Here is an interesting article that supports my claim.
http://www.weeklypost.com/011105/011105b.htm#three
Newspapers and Bank of Japan Are All Wrong About Bad Loans
By Ryuichiro Matsubara, Professor of University of Tokyo
Business pages of the Japanese newspapers are devoting much space to report
on the issue of non-performing loans
of financial institutions. It is understandable because the bailout of bad
loans is the central core of Prime Minister
Koizumi's structural reform.
However, the contents of the stories are laughable. I am wondering whether
newspapers and the Japanese
government really have good understanding of the problem.
Nikkei Newspaper says, "Surprisingly enough, the nature of the problem of
the bad loans of Japanese financial
institutions has not changed over the last ten years since the problem
surfaced. Banks and financial authorities have
never understood it fully. Banks have sabotaged the write-offs of these bad
loans in their accounting books reflecting
the reality of the problem."
Asahi Newspaper says, "As long as fear exists in financial market and the
financial system stays malfunctioning, the
Japanese economy will not be able to get on the right track for recovery."
What these newspapers are missing is the fact that recession occurs when
supply exceeds demand in the economy,
which eventually causes bad loans by the banks. Therefore, if the government
leaves the situation of shortfall of
demand against supply, the bad loans will keep increasing.
The only solution for the problem is to bailout bad loans up to a level that
will not cause a financial crisis. Demand has
to be increased.
What Asahi Newspaper is saying is if banks make loans to businesses and they
invest for assets, their sales of the
invested assets and products will be sold well.
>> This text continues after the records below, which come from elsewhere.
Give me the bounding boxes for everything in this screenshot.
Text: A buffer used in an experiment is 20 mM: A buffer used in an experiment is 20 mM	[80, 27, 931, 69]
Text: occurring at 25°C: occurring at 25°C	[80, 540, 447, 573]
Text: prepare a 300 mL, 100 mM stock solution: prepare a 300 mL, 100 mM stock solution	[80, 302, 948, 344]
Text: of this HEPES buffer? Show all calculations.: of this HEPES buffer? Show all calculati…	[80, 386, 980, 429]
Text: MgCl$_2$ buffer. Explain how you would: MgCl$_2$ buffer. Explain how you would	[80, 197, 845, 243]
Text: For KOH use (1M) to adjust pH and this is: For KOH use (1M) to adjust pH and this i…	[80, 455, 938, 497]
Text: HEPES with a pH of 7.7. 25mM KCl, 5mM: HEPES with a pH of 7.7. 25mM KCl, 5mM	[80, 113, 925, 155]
The Bank of Japan increased the money supply and is pressing banks to make
more loans to businesses. However,
demand is low and products are not selling well, which creates higher
inventory. Investment by business corporations
do not generate any return, which creates more bad loans.
What newspapers are doing by printing their articles on bad loans is helping
to increase the number of bad loans.
The Japanese government is stressing that increasing supply is the basis for
structural reform. That is wrong. It only
causes a bad cycle from excessive supply, deepening the recession and
causing more bad loans.
The government keeps saying that it is aiming at bailing out bad loans based
on a wrong understanding. The
government and the newspapers are all wrong.